The Server, Transport Layer, and Client pattern Sensu uses works very nicely when it comes to scalability. The downside is that it comes at a cost due to the increased footprint required to meet the needs of a large scale production deployment.

WePay’s Sensu Architecture


Sensu Topology

Fig. 1: WePay's Sensu Topology

Our production Sensu footprint is made up of:

  • 3 instances running Sensu Server. These instances are responsible for publishing checks into the Sensu/RabbitMQ transport layer, as well as serving the Sensu API and Uchiwa Dashboard for a single pane of glass.
  • Redis for persistence of registered clients and any check history.
  • 3 RabbitMQ instances running in a cluster.
  • Sensu clients on every instance.
  • ~ 3-4 instances we call Sensu Runners, for adhoc subscription checks.
  • Mmonit is used to keep Sensu server, Sensu api, Sensu client, RabbitMQ and Redis processes running.

The Basics

Internally, Sensu server does its own master election out of the box. This gives us the ability to scale the server layer as needed. The server is responsible for broadcasting all the subscribed checks and handlers for all the check results. Given the size of our production deployment and the things we care about, the servers can get quite busy. We also made the decision to run RabbitMQ in cluster mode for reliability.

Where things get interesting

We use subscription checks almost exclusively. At time of provisioning, Ansible configures the Sensu client with any Google Compute Engine tags defined on the instance.

  "client": {
    "name": "ansible_nodename",
    "address": "ansible_eth0.ipv4.address",
    "zone": "hostvars[inventory_hostname].gce_zone",
    "subscriptions": [ "defaults", "gce_tag-01", "gce_tag-02" ]

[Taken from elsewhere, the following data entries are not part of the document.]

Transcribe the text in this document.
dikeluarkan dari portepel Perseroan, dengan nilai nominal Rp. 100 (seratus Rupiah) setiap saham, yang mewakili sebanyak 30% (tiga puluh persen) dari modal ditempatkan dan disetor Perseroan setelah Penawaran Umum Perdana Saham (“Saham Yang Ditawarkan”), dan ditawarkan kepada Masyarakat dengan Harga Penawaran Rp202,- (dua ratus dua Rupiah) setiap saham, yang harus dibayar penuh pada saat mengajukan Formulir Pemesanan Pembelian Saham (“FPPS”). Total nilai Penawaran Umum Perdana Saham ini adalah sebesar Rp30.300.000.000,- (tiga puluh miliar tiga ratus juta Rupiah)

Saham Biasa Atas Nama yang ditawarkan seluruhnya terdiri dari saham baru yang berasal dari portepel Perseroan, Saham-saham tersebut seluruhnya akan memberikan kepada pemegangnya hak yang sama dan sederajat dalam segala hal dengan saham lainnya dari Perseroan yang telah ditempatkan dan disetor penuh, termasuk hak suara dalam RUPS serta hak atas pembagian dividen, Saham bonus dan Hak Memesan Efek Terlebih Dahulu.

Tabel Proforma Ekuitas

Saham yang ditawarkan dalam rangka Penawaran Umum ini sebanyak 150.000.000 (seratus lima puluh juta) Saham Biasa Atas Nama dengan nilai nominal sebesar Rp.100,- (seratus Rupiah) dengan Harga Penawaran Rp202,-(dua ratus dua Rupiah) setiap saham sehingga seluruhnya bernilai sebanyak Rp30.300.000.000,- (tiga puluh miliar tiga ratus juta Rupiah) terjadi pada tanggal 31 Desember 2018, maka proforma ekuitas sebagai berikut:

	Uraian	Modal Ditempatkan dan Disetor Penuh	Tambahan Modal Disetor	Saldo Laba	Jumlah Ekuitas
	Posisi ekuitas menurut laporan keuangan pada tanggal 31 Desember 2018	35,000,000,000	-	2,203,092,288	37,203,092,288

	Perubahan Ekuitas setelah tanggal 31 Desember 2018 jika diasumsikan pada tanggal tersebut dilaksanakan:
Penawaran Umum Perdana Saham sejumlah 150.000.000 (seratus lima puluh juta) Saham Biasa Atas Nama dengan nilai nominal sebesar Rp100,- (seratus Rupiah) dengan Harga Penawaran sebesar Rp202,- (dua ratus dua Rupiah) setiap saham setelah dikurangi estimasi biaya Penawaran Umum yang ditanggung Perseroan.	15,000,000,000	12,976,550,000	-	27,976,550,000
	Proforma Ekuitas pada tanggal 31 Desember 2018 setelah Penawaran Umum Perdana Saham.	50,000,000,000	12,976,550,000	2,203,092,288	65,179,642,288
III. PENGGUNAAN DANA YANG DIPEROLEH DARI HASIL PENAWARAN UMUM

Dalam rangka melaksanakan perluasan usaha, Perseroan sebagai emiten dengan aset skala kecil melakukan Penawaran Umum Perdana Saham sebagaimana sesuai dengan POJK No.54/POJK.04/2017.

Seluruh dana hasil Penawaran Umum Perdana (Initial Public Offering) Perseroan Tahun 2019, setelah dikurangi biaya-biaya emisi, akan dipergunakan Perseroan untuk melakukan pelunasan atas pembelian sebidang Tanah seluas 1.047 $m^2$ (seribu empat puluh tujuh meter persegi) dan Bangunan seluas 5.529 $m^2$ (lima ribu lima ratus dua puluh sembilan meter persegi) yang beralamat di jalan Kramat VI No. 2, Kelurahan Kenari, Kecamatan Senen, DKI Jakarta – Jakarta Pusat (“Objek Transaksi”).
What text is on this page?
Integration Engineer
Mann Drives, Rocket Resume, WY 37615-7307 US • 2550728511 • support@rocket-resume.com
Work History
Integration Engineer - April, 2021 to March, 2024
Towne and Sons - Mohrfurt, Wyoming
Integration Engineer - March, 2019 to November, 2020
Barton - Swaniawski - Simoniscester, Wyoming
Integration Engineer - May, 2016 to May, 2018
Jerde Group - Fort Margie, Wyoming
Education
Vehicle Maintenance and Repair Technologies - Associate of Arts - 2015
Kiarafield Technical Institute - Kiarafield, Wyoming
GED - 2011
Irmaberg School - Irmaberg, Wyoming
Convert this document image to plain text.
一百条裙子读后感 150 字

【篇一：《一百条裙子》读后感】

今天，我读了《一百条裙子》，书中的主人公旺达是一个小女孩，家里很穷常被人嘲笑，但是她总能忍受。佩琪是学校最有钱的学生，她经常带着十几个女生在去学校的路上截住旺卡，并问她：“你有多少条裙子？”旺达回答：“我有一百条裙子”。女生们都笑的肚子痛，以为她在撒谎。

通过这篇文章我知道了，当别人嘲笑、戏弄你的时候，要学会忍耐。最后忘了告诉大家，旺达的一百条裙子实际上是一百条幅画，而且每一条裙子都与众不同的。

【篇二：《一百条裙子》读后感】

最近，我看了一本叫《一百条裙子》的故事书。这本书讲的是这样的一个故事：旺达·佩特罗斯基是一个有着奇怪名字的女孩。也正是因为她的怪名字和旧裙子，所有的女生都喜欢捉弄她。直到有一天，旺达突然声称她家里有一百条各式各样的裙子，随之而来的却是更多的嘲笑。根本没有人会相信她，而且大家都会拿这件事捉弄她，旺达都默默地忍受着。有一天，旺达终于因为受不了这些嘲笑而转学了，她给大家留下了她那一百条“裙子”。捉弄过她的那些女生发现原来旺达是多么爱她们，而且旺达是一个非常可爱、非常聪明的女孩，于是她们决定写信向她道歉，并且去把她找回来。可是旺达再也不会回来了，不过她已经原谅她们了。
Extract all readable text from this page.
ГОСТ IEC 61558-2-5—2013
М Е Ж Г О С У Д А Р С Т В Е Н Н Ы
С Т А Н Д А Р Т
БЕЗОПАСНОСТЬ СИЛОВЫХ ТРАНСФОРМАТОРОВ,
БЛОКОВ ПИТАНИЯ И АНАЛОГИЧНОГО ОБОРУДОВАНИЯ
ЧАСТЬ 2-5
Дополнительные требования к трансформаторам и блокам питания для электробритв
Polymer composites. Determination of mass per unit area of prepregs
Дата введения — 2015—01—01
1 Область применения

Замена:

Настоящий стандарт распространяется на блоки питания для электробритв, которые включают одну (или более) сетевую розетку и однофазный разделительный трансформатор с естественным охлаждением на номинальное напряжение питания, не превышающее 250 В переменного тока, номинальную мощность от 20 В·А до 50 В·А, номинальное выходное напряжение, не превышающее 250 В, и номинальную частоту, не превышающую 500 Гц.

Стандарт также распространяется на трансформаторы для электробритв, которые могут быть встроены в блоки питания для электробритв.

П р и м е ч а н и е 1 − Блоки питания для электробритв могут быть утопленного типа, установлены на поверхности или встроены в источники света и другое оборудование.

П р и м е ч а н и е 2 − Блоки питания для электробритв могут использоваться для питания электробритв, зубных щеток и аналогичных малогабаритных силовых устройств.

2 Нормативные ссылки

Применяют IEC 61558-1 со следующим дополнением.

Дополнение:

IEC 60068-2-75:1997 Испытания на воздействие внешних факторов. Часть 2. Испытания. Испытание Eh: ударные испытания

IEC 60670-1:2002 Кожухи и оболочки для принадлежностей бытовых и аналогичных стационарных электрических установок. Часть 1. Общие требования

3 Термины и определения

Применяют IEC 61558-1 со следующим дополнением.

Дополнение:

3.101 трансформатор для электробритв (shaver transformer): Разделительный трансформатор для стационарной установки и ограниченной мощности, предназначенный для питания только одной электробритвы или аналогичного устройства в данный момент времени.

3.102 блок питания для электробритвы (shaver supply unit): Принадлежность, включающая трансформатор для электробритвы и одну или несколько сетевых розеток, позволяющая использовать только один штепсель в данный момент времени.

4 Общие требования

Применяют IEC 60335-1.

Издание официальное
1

This has proven to be very powerful. In a cloud world with ephemeral instances, we can focus on the definition of the checks to target instances with a similar vocabulary. What this means is if we scale our www instances in Google Cloud, then any checks defined to be run on a instance that is subscribed to www checks will automatically register themselves with Sensu and begin executing the defined checks.

This pattern also works well with our Sensu “Runner” boxes. Essentially we have a class of instances that just run checks. We have them configured using Sensu’s Round-robin client subscriptions. We do this to manage load on the runner boxes. Typically the runner boxes are running status and info checks for things like Memcached and Redis. We have our runners boxes set up in multiple zones. As a result we get the benefit of monitoring the network connectivity between our networks as well.

For round-robin standard checks to be effective you must set the source key in your check to use Sensu’s Proxy Client feature. Without this setting your check’s result history will be split across however many runners you use. This could cause you to not get alerted… which is, needless to say, very bad.

In conclusion, migrating to Sensu has really improved our reliability and trust in our monitoring. Our SREs have more restful nights and we have more control over our infrastructure.